The bulk of the matter in the Milky Way, including stars, hot star-forming regions and the gas and dust between stars called the interstellar medium, lies in a relatively flat disk called the galactic plane. “It’s a flattened system, kind of like a pierogi,” Lockman said today at the American Astronomical Society in Miami.
The Milky Way also has a gaseous halo that extends above and below the galactic pastry. For years, astronomers expected the density of that gas to get thinner as it got farther from the Milky Way, the way Earth’s atmosphere thins out at high altitudes. But earlier observations Lockman made at the Green Bank Telescope in West Virginia showed dense clouds hundreds of times more massive than the sun floating between the disk and the halo, hundreds to thousands of light-years above the galactic plane.

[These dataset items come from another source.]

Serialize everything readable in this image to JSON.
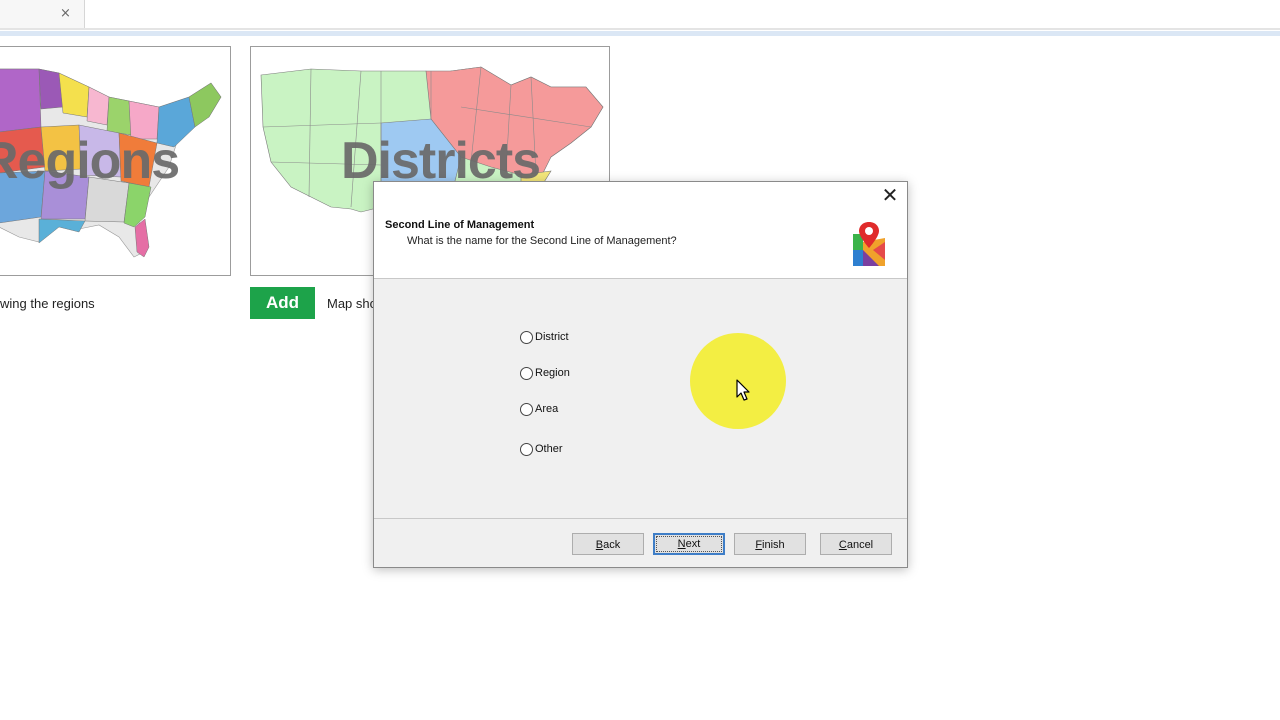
{
  "browser": {
    "tab_close_glyph": "×"
  },
  "cards": {
    "regions": {
      "word": "Regions",
      "description": "wing the regions"
    },
    "districts": {
      "word": "Districts",
      "add_label": "Add",
      "description": "Map sho"
    }
  },
  "dialog": {
    "close_glyph": "✕",
    "title": "Second Line of Management",
    "subtitle": "What is the name for the Second Line of Management?",
    "logo_icon": "map-pin-logo-icon",
    "options": [
      {
        "label": "District",
        "checked": false
      },
      {
        "label": "Region",
        "checked": false
      },
      {
        "label": "Area",
        "checked": false
      },
      {
        "label": "Other",
        "checked": false
      }
    ],
    "buttons": {
      "back": {
        "label": "Back",
        "accel": "B",
        "rest": "ack"
      },
      "next": {
        "label": "Next",
        "accel": "N",
        "rest": "ext"
      },
      "finish": {
        "label": "Finish",
        "accel": "F",
        "rest": "inish"
      },
      "cancel": {
        "label": "Cancel",
        "accel": "C",
        "rest": "ancel"
      }
    }
  },
  "colors": {
    "add_button": "#1da34a",
    "dialog_bg": "#f0f0f0",
    "highlight": "#f3ee34",
    "default_button_border": "#3f7ec7"
  }
}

These clouds could also be responsible for transporting heavy elements around the galaxy. All elements heavier than hydrogen and helium are built in nuclear reactions inside stars, and are blown off into the interstellar medium when stars explode as supernovas. That material later condenses into new, metal-rich stars — and ultimately planets. “When our galaxy formed, planets like the Earth could not form,” Bania said. “Put the Earth in a blender and you’ve got silicon, magnesium, the stuff that’s formed in supernovas.”
Source: www.wired.com...
If the clouds are in fact the remnants of supernova bubbles, Lockman said, then “it’s quite possible that these clouds as they fall back to the Milky Way are the way that metals get mixed in through the disk, and this controls the overall evolution of the interstellar medium and the next generation of stars.”
We could acheive so much more,if only we can refrain from destroying ourselves with the very technology that we use to make such awesome discoveries.
Our molecules will go on do acheive great things,so we KNOW we all have the potential to achieve great things within our very molecules.